The US energy secretary has postponed a trip to India, officials said Thursday, as a row over a diplomat's arrest casts a cloud over once-growing cooperation between the countries.

Energy Secretary Ernest Moniz had been due to lead a delegation next week to India to discuss clean energy and climate change. An Energy Department official said that Moniz would not go as scheduled and that the two countries were in talks on finding a new date.

State Department spokeswoman Jen Psaki said that the United States still considered energy and climate change — which Secretary of State John Kerry made the focus of a trip to New Delhi last year — "a key element of our strategic partnership with India."

"In order to find a time to allow both sides to deliver on the important issues … we're looking for a mutually convenient time in the near future that will permit both sides to do that," Psaki said.

The cancelation was among the most concrete examples of US-India relations going into freefall since the December 12 arrest of Devyani Khobragade, a consular official in New York, on allegations of visa fraud and underpaying her domestic servant.
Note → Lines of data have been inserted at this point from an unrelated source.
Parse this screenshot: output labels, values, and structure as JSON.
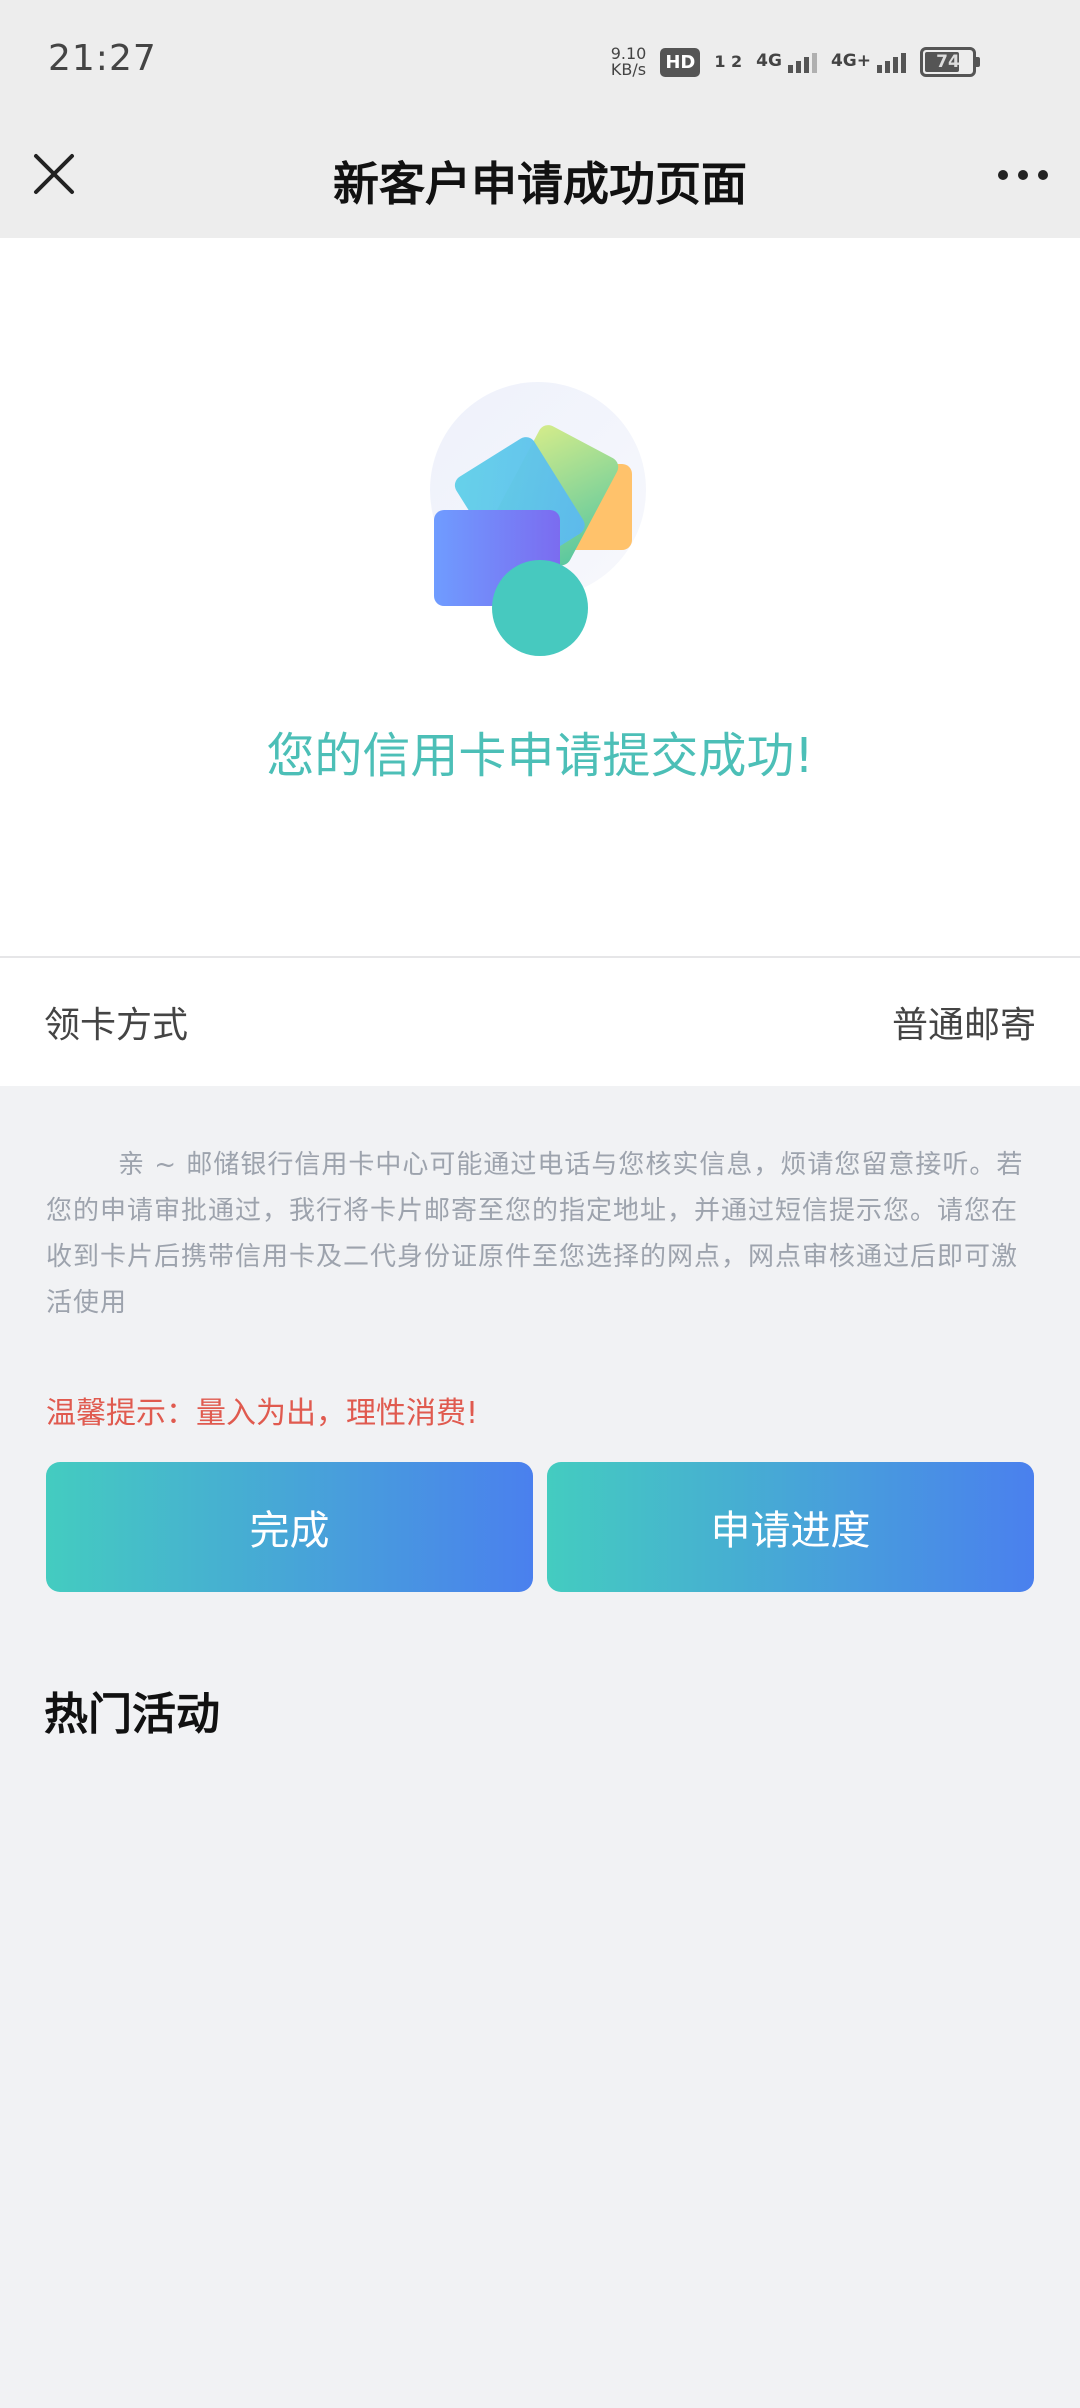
{
  "status_bar": {
    "time": "21:27",
    "net_speed_value": "9.10",
    "net_speed_unit": "KB/s",
    "hd_label": "HD",
    "sim_label": "1 2",
    "network1": "4G",
    "network2": "4G+",
    "battery": "74"
  },
  "nav": {
    "title": "新客户申请成功页面"
  },
  "success": {
    "message": "您的信用卡申请提交成功!"
  },
  "info_row": {
    "label": "领卡方式",
    "value": "普通邮寄"
  },
  "notice": "亲 ~ 邮储银行信用卡中心可能通过电话与您核实信息，烦请您留意接听。若您的申请审批通过，我行将卡片邮寄至您的指定地址，并通过短信提示您。请您在收到卡片后携带信用卡及二代身份证原件至您选择的网点，网点审核通过后即可激活使用",
  "warm_tip": "温馨提示：量入为出，理性消费!",
  "buttons": {
    "done": "完成",
    "progress": "申请进度"
  },
  "section": {
    "hot_activities": "热门活动"
  },
  "colors": {
    "accent": "#4cbfb7",
    "warning": "#e05a4f",
    "gradient_start": "#44ccc0",
    "gradient_end": "#4a80ee"
  }
}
India voiced outrage that Khobragade was strip-searched in custody, treatment that US authorities say is standard but which is unthinkable in India toward an educated woman.

India has retaliated by dismantling extra security barricades that have been outside the US embassy since after the September 11, 2001 attacks and has barred non-diplomatic staff from using the embassy's sprawling sports and leisure complex.

The United States and India were estranged during the Cold War but relations have since steadily warmed, with the world's two largest democracies both opposed to Islamic extremism.